Organic Builders who use large amounts of organic materials can rely on those materials to breathe and moderate the moisture variations within the building. "The Healthy House" (1) points to some concerns with modern building design and materials. Air pollution inside a modern building can be many times greater than the air outside. Walls which breathe can exchange and filter the air and greatly reduce internal air pollution. Porous hygroscopic materials such as straw and timber can take in and release moisture and so act as a natural air conditioner. The diffusion resistance factor (DRF) of a material is a useful indicator of its capacity to resist the intake and release of water vapour, and diffusion of stale interior air.
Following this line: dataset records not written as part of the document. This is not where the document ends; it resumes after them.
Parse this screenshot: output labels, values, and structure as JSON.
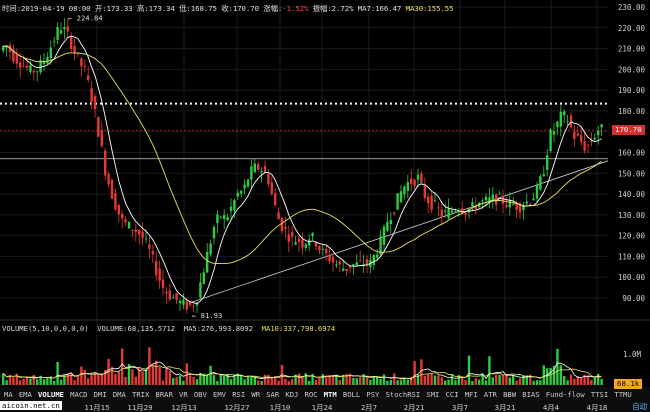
{
  "info_bar": {
    "time_label": "时间:",
    "time": "2019-04-19 08:00",
    "open_label": "开:",
    "open": "173.33",
    "high_label": "高:",
    "high": "173.34",
    "low_label": "低:",
    "low": "168.75",
    "close_label": "收:",
    "close": "170.70",
    "change_label": "涨幅:",
    "change": "-1.52%",
    "amplitude_label": "振幅:",
    "amplitude": "2.72%",
    "ma7_label": "MA7:",
    "ma7": "166.47",
    "ma30_label": "MA30:",
    "ma30": "155.55"
  },
  "price_axis": {
    "labels": [
      "230.00",
      "220.00",
      "210.00",
      "200.00",
      "190.00",
      "180.00",
      "170.00",
      "160.00",
      "150.00",
      "140.00",
      "130.00",
      "120.00",
      "110.00",
      "100.00",
      "90.00"
    ],
    "current_price": "170.70",
    "current_price_color": "#d32f2f"
  },
  "annotations": {
    "high_marker": "224.84",
    "low_marker": "81.93"
  },
  "volume_info": {
    "params": "VOLUME(5,10,0,0,0,0)",
    "volume_label": "VOLUME:",
    "volume": "68,135.5712",
    "ma5_label": "MA5:",
    "ma5": "276,993.8092",
    "ma10_label": "MA10:",
    "ma10": "337,798.6974"
  },
  "volume_axis": {
    "label_1m": "1.0M",
    "current_volume": "68.1k",
    "current_volume_color": "#f5a623"
  },
  "date_axis": [
    "11月15",
    "11月29",
    "12月13",
    "12月27",
    "1月10",
    "1月24",
    "2月7",
    "2月21",
    "3月7",
    "3月21",
    "4月4",
    "4月18"
  ],
  "indicator_tabs": [
    "MA",
    "EMA",
    "VOLUME",
    "MACD",
    "DMI",
    "DMA",
    "TRIX",
    "BRAR",
    "VR",
    "OBV",
    "EMV",
    "RSI",
    "WR",
    "SAR",
    "KDJ",
    "ROC",
    "MTM",
    "BOLL",
    "PSY",
    "StochRSI",
    "SMI",
    "CCI",
    "MFI",
    "ATR",
    "BBW",
    "BIAS",
    "Fund-flow",
    "TTSI",
    "TTMU"
  ],
  "active_tab": "VOLUME",
  "watermark": "aicoin.net.cn",
  "zoom_button": "自动",
  "colors": {
    "up": "#2ecc40",
    "down": "#e53935",
    "ma7": "#ffffff",
    "ma30": "#e8e060"
  }
}
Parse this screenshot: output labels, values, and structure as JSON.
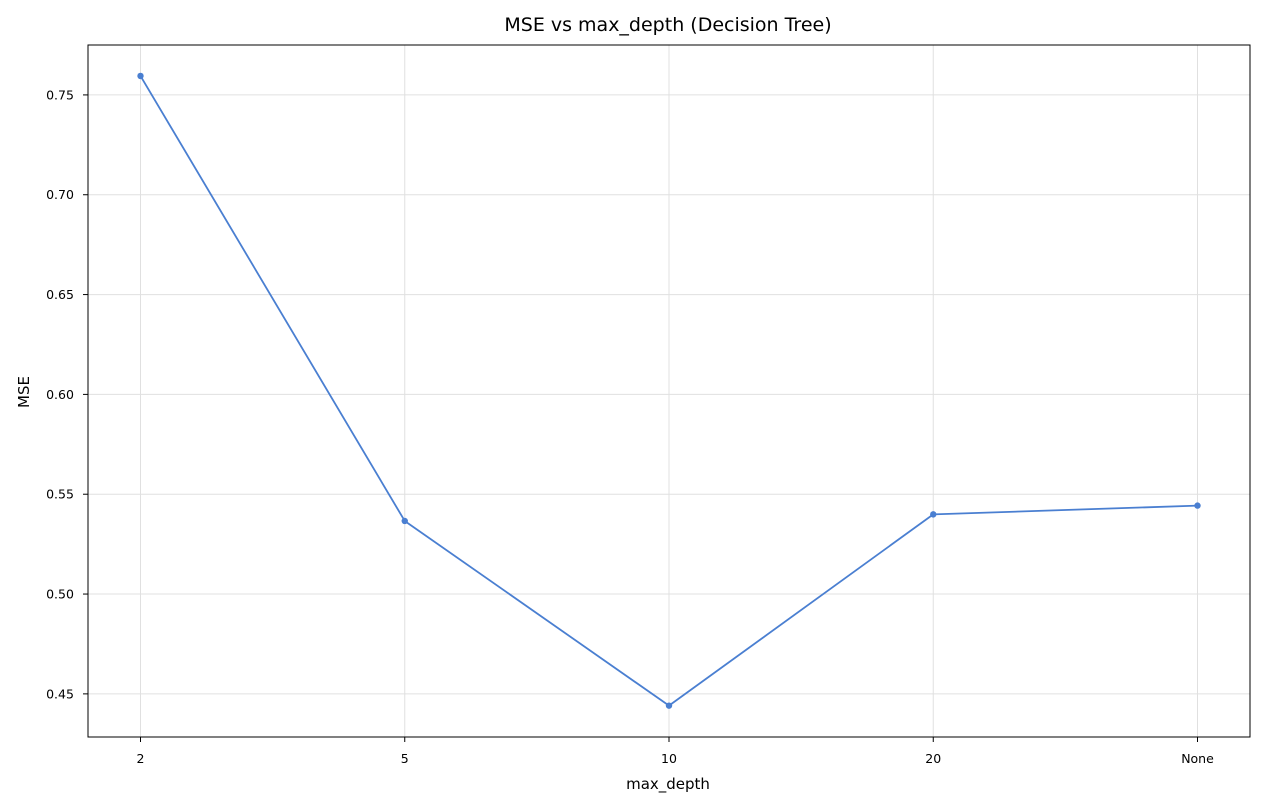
{
  "chart_data": {
    "type": "line",
    "title": "MSE vs max_depth (Decision Tree)",
    "xlabel": "max_depth",
    "ylabel": "MSE",
    "categories": [
      "2",
      "5",
      "10",
      "20",
      "None"
    ],
    "series": [
      {
        "values": [
          0.7595,
          0.5366,
          0.4441,
          0.5399,
          0.5443
        ],
        "color": "#4a7fd1",
        "marker": "circle"
      }
    ],
    "y_ticks": [
      0.45,
      0.5,
      0.55,
      0.6,
      0.65,
      0.7,
      0.75
    ],
    "y_tick_labels": [
      "0.45",
      "0.50",
      "0.55",
      "0.60",
      "0.65",
      "0.70",
      "0.75"
    ],
    "ylim": [
      0.4284,
      0.775
    ],
    "grid": true,
    "legend": "none"
  }
}
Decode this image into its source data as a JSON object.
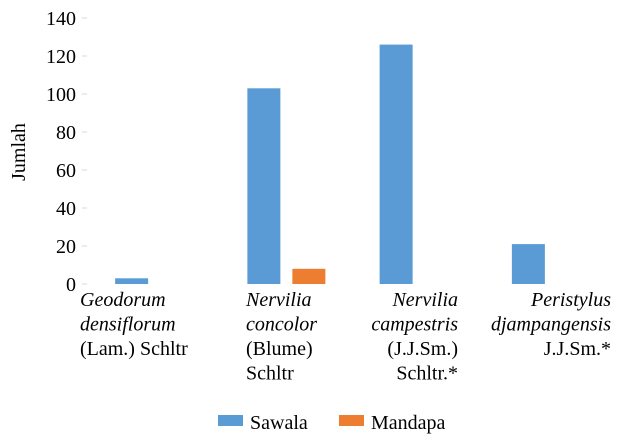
{
  "chart_data": {
    "type": "bar",
    "ylabel": "Jumlah",
    "ylim": [
      0,
      140
    ],
    "yticks": [
      0,
      20,
      40,
      60,
      80,
      100,
      120,
      140
    ],
    "grid": false,
    "legend_position": "bottom",
    "categories": [
      {
        "lines": [
          {
            "text": "Geodorum",
            "italic": true
          },
          {
            "text": "densiflorum",
            "italic": true
          },
          {
            "text": "(Lam.) Schltr",
            "italic": false
          }
        ],
        "align": "start"
      },
      {
        "lines": [
          {
            "text": "Nervilia",
            "italic": true
          },
          {
            "text": "concolor",
            "italic": true
          },
          {
            "text": "(Blume)",
            "italic": false
          },
          {
            "text": "Schltr",
            "italic": false
          }
        ],
        "align": "start"
      },
      {
        "lines": [
          {
            "text": "Nervilia",
            "italic": true
          },
          {
            "text": "campestris",
            "italic": true
          },
          {
            "text": "(J.J.Sm.)",
            "italic": false
          },
          {
            "text": "Schltr.*",
            "italic": false
          }
        ],
        "align": "end"
      },
      {
        "lines": [
          {
            "text": "Peristylus",
            "italic": true
          },
          {
            "text": "djampangensis",
            "italic": true
          },
          {
            "text": "J.J.Sm.*",
            "italic": false
          }
        ],
        "align": "end"
      }
    ],
    "series": [
      {
        "name": "Sawala",
        "color": "#5B9BD5",
        "values": [
          3,
          103,
          126,
          21
        ]
      },
      {
        "name": "Mandapa",
        "color": "#ED7D31",
        "values": [
          0,
          8,
          0,
          0
        ]
      }
    ]
  }
}
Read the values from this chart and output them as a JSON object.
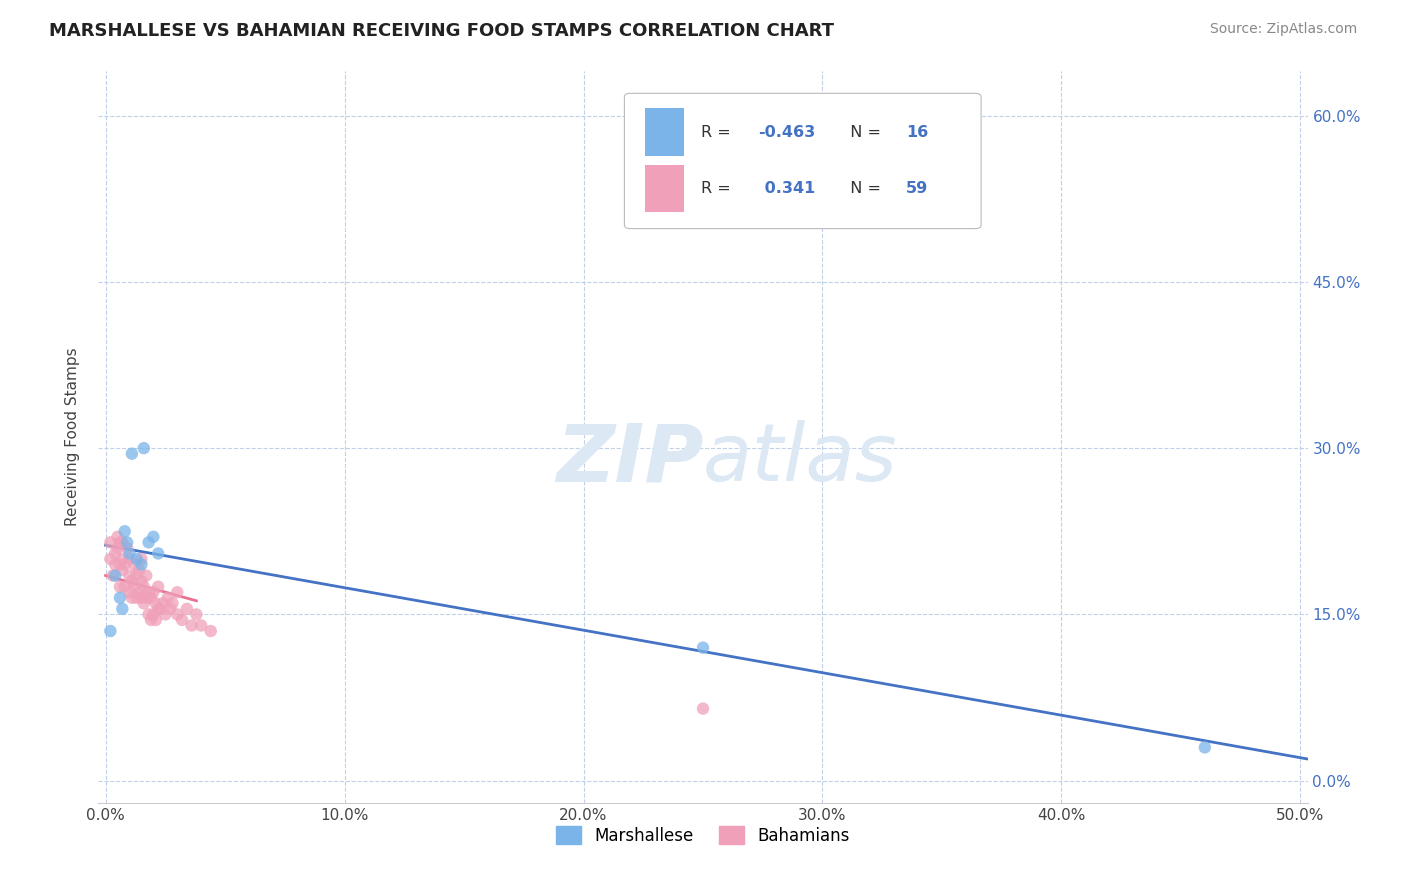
{
  "title": "MARSHALLESE VS BAHAMIAN RECEIVING FOOD STAMPS CORRELATION CHART",
  "source_text": "Source: ZipAtlas.com",
  "ylabel": "Receiving Food Stamps",
  "legend_label1": "Marshallese",
  "legend_label2": "Bahamians",
  "R1": -0.463,
  "N1": 16,
  "R2": 0.341,
  "N2": 59,
  "xlim": [
    -0.003,
    0.503
  ],
  "ylim": [
    -0.02,
    0.64
  ],
  "xticks": [
    0.0,
    0.1,
    0.2,
    0.3,
    0.4,
    0.5
  ],
  "xtick_labels": [
    "0.0%",
    "10.0%",
    "20.0%",
    "30.0%",
    "40.0%",
    "50.0%"
  ],
  "yticks": [
    0.0,
    0.15,
    0.3,
    0.45,
    0.6
  ],
  "ytick_labels_right": [
    "0.0%",
    "15.0%",
    "30.0%",
    "45.0%",
    "60.0%"
  ],
  "color_marshallese": "#7ab4e8",
  "color_bahamians": "#f0a0b8",
  "color_line_marshallese": "#4472c4",
  "color_line_bahamians": "#e87090",
  "background_color": "#ffffff",
  "grid_color": "#c0d0e8",
  "watermark_color": "#dce8f4",
  "title_fontsize": 13,
  "axis_fontsize": 11,
  "tick_fontsize": 11,
  "source_fontsize": 10,
  "marshallese_x": [
    0.002,
    0.004,
    0.006,
    0.007,
    0.008,
    0.009,
    0.01,
    0.011,
    0.013,
    0.015,
    0.016,
    0.018,
    0.02,
    0.022,
    0.25,
    0.46
  ],
  "marshallese_y": [
    0.135,
    0.185,
    0.165,
    0.155,
    0.225,
    0.215,
    0.205,
    0.295,
    0.2,
    0.195,
    0.3,
    0.215,
    0.22,
    0.205,
    0.12,
    0.03
  ],
  "bahamians_x": [
    0.002,
    0.002,
    0.003,
    0.004,
    0.004,
    0.005,
    0.005,
    0.006,
    0.006,
    0.006,
    0.007,
    0.007,
    0.007,
    0.008,
    0.008,
    0.009,
    0.01,
    0.01,
    0.01,
    0.011,
    0.011,
    0.012,
    0.012,
    0.013,
    0.013,
    0.014,
    0.014,
    0.015,
    0.015,
    0.015,
    0.016,
    0.016,
    0.017,
    0.017,
    0.018,
    0.018,
    0.019,
    0.019,
    0.02,
    0.02,
    0.021,
    0.021,
    0.022,
    0.022,
    0.023,
    0.024,
    0.025,
    0.026,
    0.027,
    0.028,
    0.03,
    0.03,
    0.032,
    0.034,
    0.036,
    0.038,
    0.04,
    0.044,
    0.25
  ],
  "bahamians_y": [
    0.2,
    0.215,
    0.185,
    0.195,
    0.205,
    0.21,
    0.22,
    0.175,
    0.195,
    0.215,
    0.19,
    0.2,
    0.215,
    0.175,
    0.195,
    0.21,
    0.17,
    0.185,
    0.2,
    0.165,
    0.18,
    0.175,
    0.195,
    0.165,
    0.185,
    0.17,
    0.19,
    0.165,
    0.18,
    0.2,
    0.16,
    0.175,
    0.165,
    0.185,
    0.15,
    0.17,
    0.145,
    0.165,
    0.15,
    0.17,
    0.145,
    0.16,
    0.155,
    0.175,
    0.155,
    0.16,
    0.15,
    0.165,
    0.155,
    0.16,
    0.15,
    0.17,
    0.145,
    0.155,
    0.14,
    0.15,
    0.14,
    0.135,
    0.065
  ]
}
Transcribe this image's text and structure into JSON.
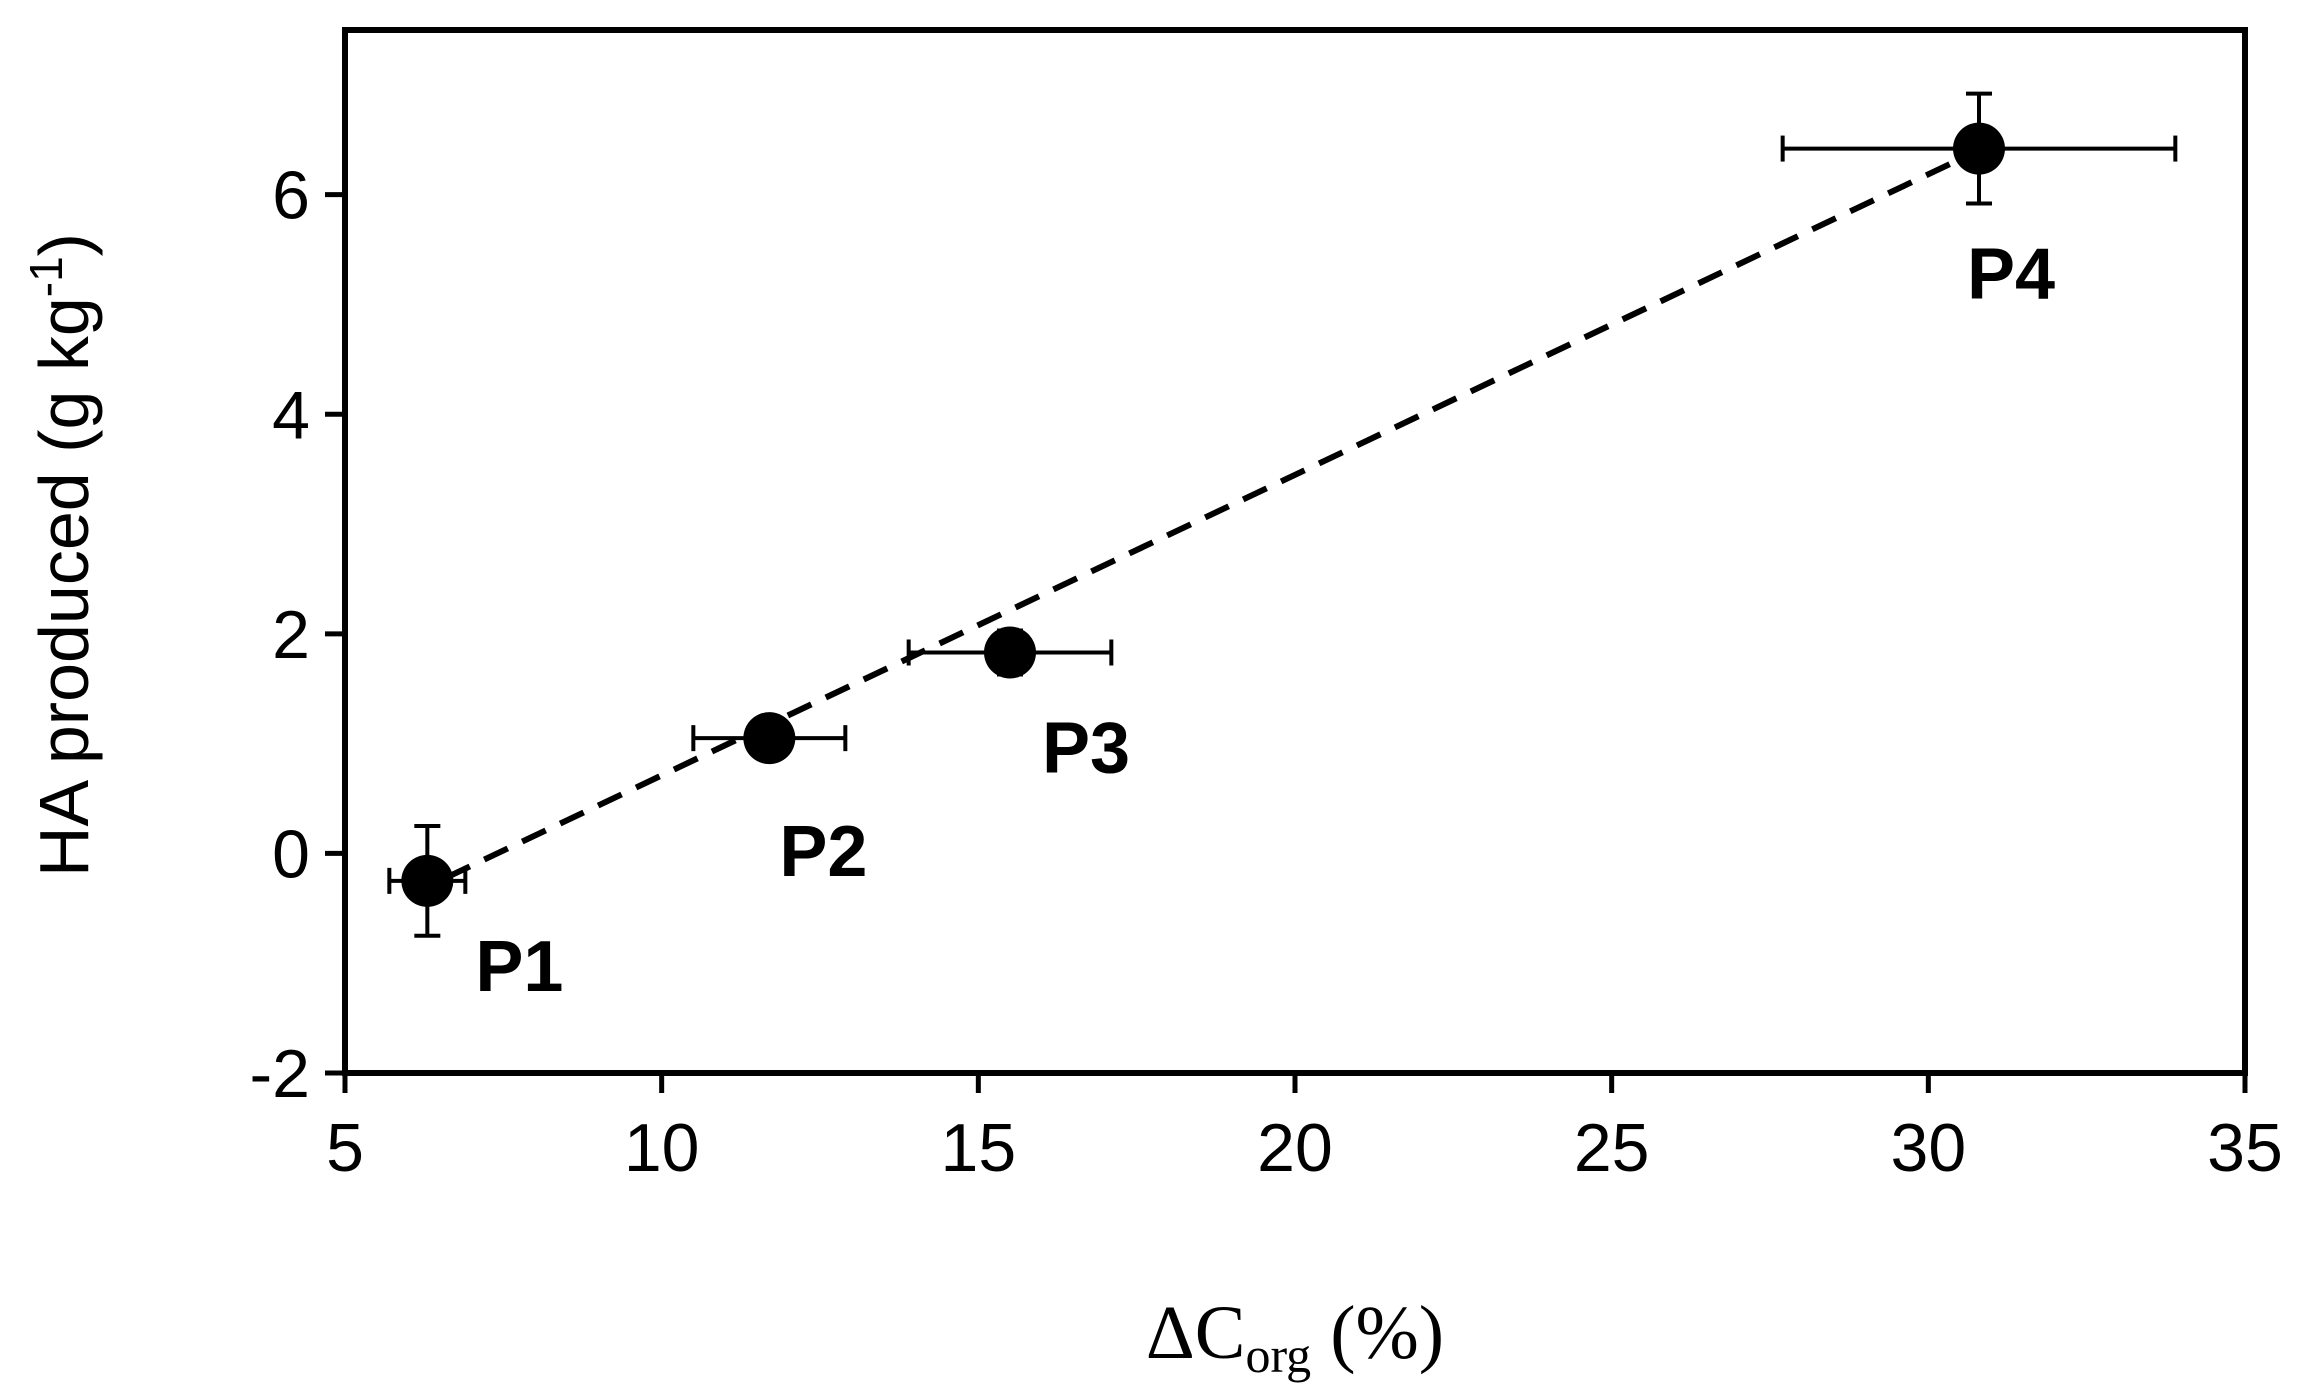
{
  "chart_data": {
    "type": "scatter",
    "xlabel": {
      "prefix": "ΔC",
      "sub": "org",
      "suffix": " (%)"
    },
    "ylabel": {
      "main": "HA produced (g kg",
      "sup": "-1",
      "end": ")"
    },
    "xlim": [
      5,
      35
    ],
    "ylim": [
      -2,
      7.5
    ],
    "xticks": [
      5,
      10,
      15,
      20,
      25,
      30,
      35
    ],
    "yticks": [
      -2,
      0,
      2,
      4,
      6
    ],
    "xtick_labels": [
      "5",
      "10",
      "15",
      "20",
      "25",
      "30",
      "35"
    ],
    "ytick_labels": [
      "-2",
      "0",
      "2",
      "4",
      "6"
    ],
    "grid": false,
    "points": [
      {
        "label": "P1",
        "x": 6.3,
        "y": -0.25,
        "xerr": 0.6,
        "yerr": 0.5
      },
      {
        "label": "P2",
        "x": 11.7,
        "y": 1.05,
        "xerr": 1.2,
        "yerr": 0.0
      },
      {
        "label": "P3",
        "x": 15.5,
        "y": 1.83,
        "xerr": 1.6,
        "yerr": 0.2
      },
      {
        "label": "P4",
        "x": 30.8,
        "y": 6.42,
        "xerr": 3.1,
        "yerr": 0.5
      }
    ],
    "trendline": {
      "style": "dashed",
      "from": [
        6.6,
        -0.22
      ],
      "to": [
        30.6,
        6.35
      ]
    },
    "colors": {
      "marker": "#000000",
      "axis": "#000000"
    }
  }
}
Table 5 gives the DRF factors for building materials, the higher the DRF, the less it breathes and the less acceptable it is for a healthy house.

Material DRF
Brick 10
Concrete 35-40
Earth 10
Mud & Straw blocks 2
Straw Bale 2-10
Solid Timber treated with natural paints and oils less than 5
Wall boards - plywood

- chipboard

- tempered, coated hardboard

50-200

50-110

1390

Vapour barriers - aluminium foil

- bitumen

70,000

800-1,200

Table 5 (2)

1. 1."The Health House" by Sydney and Joan Baggs - Harper Collins 1996.